The Delegate was explaining some environmental issues to over 20 environmental education crusaders on a field trip to the area.

Tumi said the danger currently posed by Lake Nyos was no longer the emission of large quantities of carbon dioxide into the air, but the possibility of an outlet giving way and releasing the large volume of water down the valleys.

Tumi pointed out that the shore of the deadly lake was less than 50 metres to an adjoining waterfalls with water filtering underground to the falls.

He said since the lake was an active volcano, cracks had developed between the shore and the waterfalls with a high possibility of the stretch of soil giving way.

Tumi expressed fears that if quick action were not taken, a tsunami would occur and affecting several lives in Cameroon and Nigeria as well.

He, however, observed that the cost of constructing a dyke to prevent the incident was prohibiting but maintained that it can only be a jointly sponsored project by Cameroon and Nigeria with substantial financial and technical support from the international community.

At the lakeside the Delegate said.

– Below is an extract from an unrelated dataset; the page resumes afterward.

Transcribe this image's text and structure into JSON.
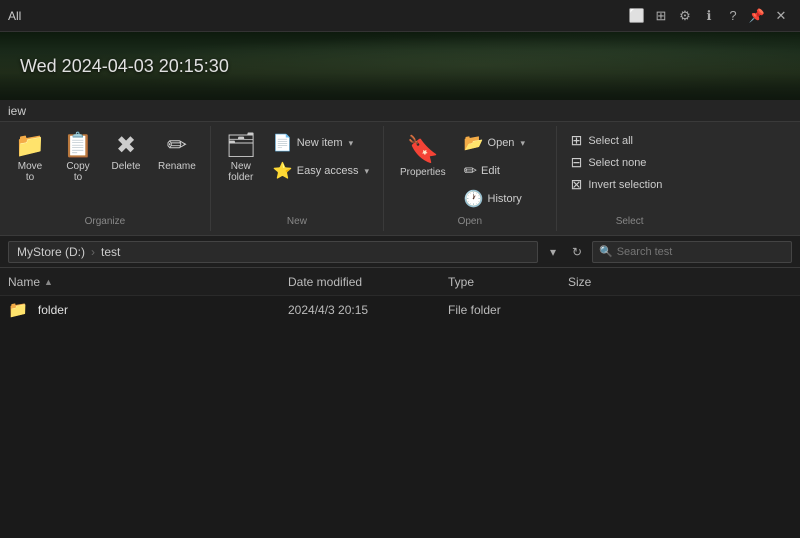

He acknowledged government initiative in collaboration with the international community to fund the expensive on-going degassing project of Lakes Nyos and Monoun.

Survivors Still Scared

The environmental educators observed that although farming activities were gradually being carried out in the Lake Nyos environs, settlement was near absent some 20 years after the Lake Nyos Disaster, which took away over 2000 lives.

Zenabu Keh, a lady in her mid-50s, told The Post that she was living in the Nyos plains to farm.

She said she lost her husband in the incident recalling that she was at Weh when the disaster struck.

Although deserted, Keh said Nyos remains a potential business centre.

"Even now, anything you put out here is bought by passers-by," she said.

Mass Graves

The visiting environmentalists were shown mass graves where some of the Lake Nyos disaster victims were buried.

Julie Graham, an official of the Netherlands Development Organisation, SNV, whose organisation works in partnership with the Northwest Association of Environmental Education Teachers and School Environmental Clubs, ASEC-NW, organisers of the field trip, suggested that the government could mark the graves with billboards or monuments for historical purposes.